Rabu, 11 Maret 2026 - 17:33:22 WIB
Dinas PKH Riau Distribusikan 37.299 Logistik Kesehatan Hewan ke Daerah

RIAUIN.COM - Pemerintah Provinsi Riau melalui Dinas Peternakan dan Kesehatan Hewan (PKH) menyalurkan puluhan ribu paket obat-obatan, vaksin, dan alat medis veteriner ke 12 kabupaten/kota. Langkah ini diambil untuk memperkuat benteng pertahanan terhadap penularan penyakit ternak strategis di tingkat daerah.

Kepala Dinas PKH Riau Mimi Yuliani Nazir menyatakan, penyaluran logistik selama periode Februari 2026 ini bertujuan memastikan ketersediaan sarana pendukung bagi petugas medik reproduksi dan paramedik di lapangan.

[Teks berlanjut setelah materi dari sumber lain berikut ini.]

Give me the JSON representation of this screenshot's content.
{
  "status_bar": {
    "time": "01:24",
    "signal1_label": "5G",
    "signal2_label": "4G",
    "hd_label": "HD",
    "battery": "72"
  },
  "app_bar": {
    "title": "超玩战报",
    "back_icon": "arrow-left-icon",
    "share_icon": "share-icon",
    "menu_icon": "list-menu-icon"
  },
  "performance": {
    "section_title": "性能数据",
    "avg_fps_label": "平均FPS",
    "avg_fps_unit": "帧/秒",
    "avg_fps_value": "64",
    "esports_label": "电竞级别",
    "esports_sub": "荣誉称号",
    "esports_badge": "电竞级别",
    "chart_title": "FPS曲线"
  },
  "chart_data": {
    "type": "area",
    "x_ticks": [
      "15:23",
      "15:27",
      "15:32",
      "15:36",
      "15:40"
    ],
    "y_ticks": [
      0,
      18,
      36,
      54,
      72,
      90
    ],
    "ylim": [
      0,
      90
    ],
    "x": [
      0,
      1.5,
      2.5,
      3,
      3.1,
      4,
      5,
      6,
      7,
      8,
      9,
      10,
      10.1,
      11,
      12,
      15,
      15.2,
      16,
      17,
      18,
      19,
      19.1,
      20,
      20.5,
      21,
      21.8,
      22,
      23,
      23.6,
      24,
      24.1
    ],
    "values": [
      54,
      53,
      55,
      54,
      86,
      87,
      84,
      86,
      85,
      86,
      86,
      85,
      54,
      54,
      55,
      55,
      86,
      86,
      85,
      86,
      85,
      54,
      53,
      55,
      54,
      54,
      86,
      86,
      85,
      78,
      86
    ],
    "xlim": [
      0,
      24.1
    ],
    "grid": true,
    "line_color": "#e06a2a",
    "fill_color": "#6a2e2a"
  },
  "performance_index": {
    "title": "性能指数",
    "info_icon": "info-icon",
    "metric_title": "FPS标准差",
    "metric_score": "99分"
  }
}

"Distribusi ini merupakan bagian dari upaya pemerintah dalam memperkuat pencegahan dan pengendalian penyakit hewan, sehingga pelayanan kesehatan ternak di daerah tetap optimal," ujar Mimi Yuliani Nazir di Pekanbaru, Rabu (11/3/2026).

Berdasarkan data Dinas PKH Riau, total logistik yang disalurkan mencapai 37.299 unit. Sebaran distribusi terbesar menyasar Kabupaten Kampar dengan 9.775 unit, disusul Indragiri Hulu sebanyak 8.735 unit, dan Siak sebanyak 4.958 unit. Sementara itu, daerah lain seperti Rokan Hilir menerima 4.450 unit, Kuantan Singingi 3.171 unit, Pekanbaru 2.814 unit, Indragiri Hilir 1.510 unit, dan Dumai 505 unit.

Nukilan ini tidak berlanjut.